UCHL1 protein fused to the protein transduction domain of HIV-transactivating transduction protein (TAT-UCHL1) can transduce neurons after intraperitoneal (i.p.) injection into mice [101]. In a controlled cortical impact (CCI) injury model of post-traumatic brain injury, TAT-UCHL1 treatment improved function of the ubiquitin-proteasome pathway, decreased activation of autophagy after CCI, attenuated axonal injury and increased hippocampal neuronal survival after CCI [101]. During hypoxic injury, whereas pharmacologic inhibition of UCHL1 function exacerbates neuronal death induced by hypoxia, TAT-UCHL1 treatment provides neuroprotection [102]. In a mouse model of AD, TAT-UCHL1 restored synaptic function in hippocampal slices after oligomeric Aβ treatment, and improved retention of contextual learning in APP/PS1 mice upon i.p. injection [103]. Moreover, Aβ induced impairment of neurotrophin-mediated retrograde signaling can be rescued by increasing cellular UCHL1 levels upon TAT-UCHL1 treatment [104]. These, in combination with our UCHL1 rescue data using AAV-mediated gene delivery of UCHL1 directly to CSMN suggest that UCHL1 could potentially be a therapeutic agent for treatment of not only a wide variety of neurodegenerative diseases, but also other injuries such as TBI, hypoxia, and cerebral ischemia.

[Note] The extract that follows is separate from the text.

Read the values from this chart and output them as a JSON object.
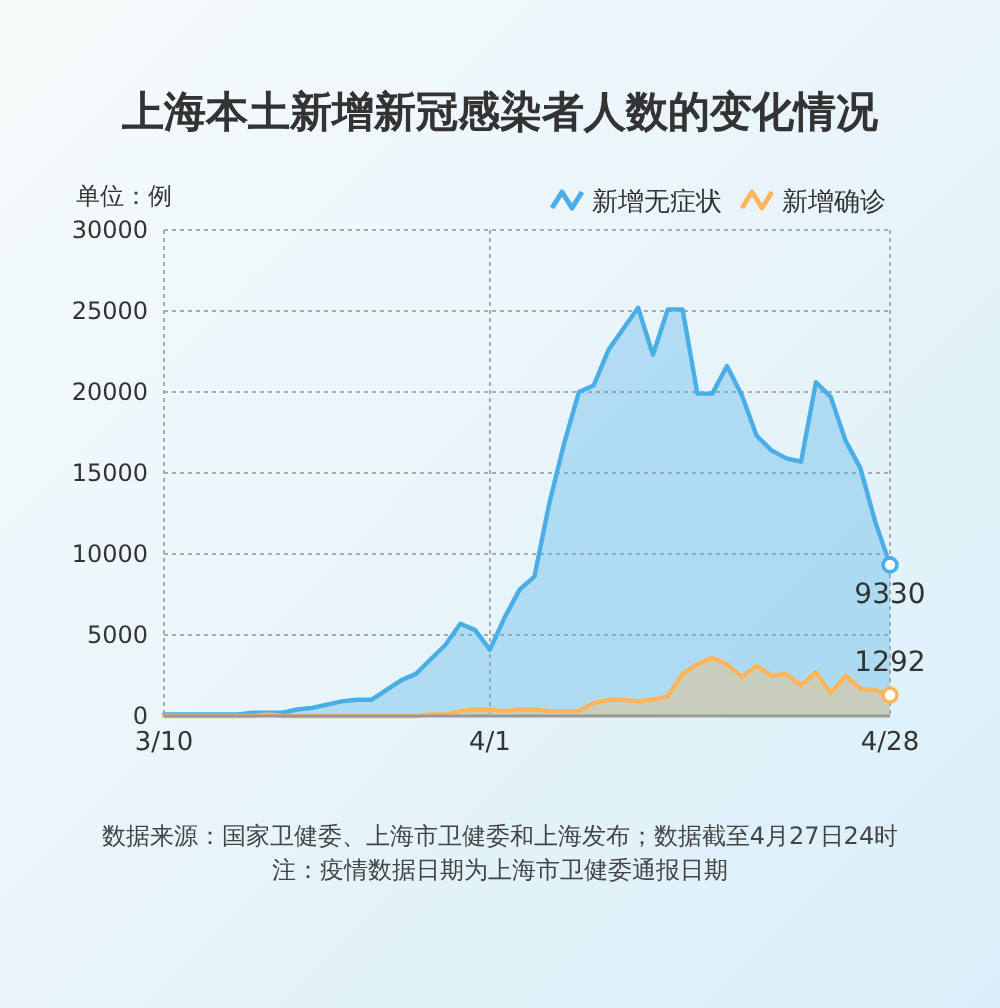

Taken together, our results reveal that CSMN degeneration occurs independently of SMN health. UMNs, which play a pivotal role for the initiation and modulation of movement, are indeed cellular targets for therapeutic interventions. We also report UCHL1 as a potential candidate for gene therapy approaches, especially for diseased UMNs. Because UMNs in mice and UMNs in patients share the same underlying pathologies, building evidence suggests that improving the integrity and stability of UMNs at a cellular level will offer a therapeutic benefit for the motor neuron circuitry that degenerates in patients. Since mutant SOD1 toxicity and especially TDP-43 pathology are observed in a wide spectrum of ALS patients, our results suggest that directed gene delivery of UCHL1 to diseased UMNs could offer a novel therapeutic intervention strategy for a broad spectrum of diseases, such as ALS, HSP, and PLS.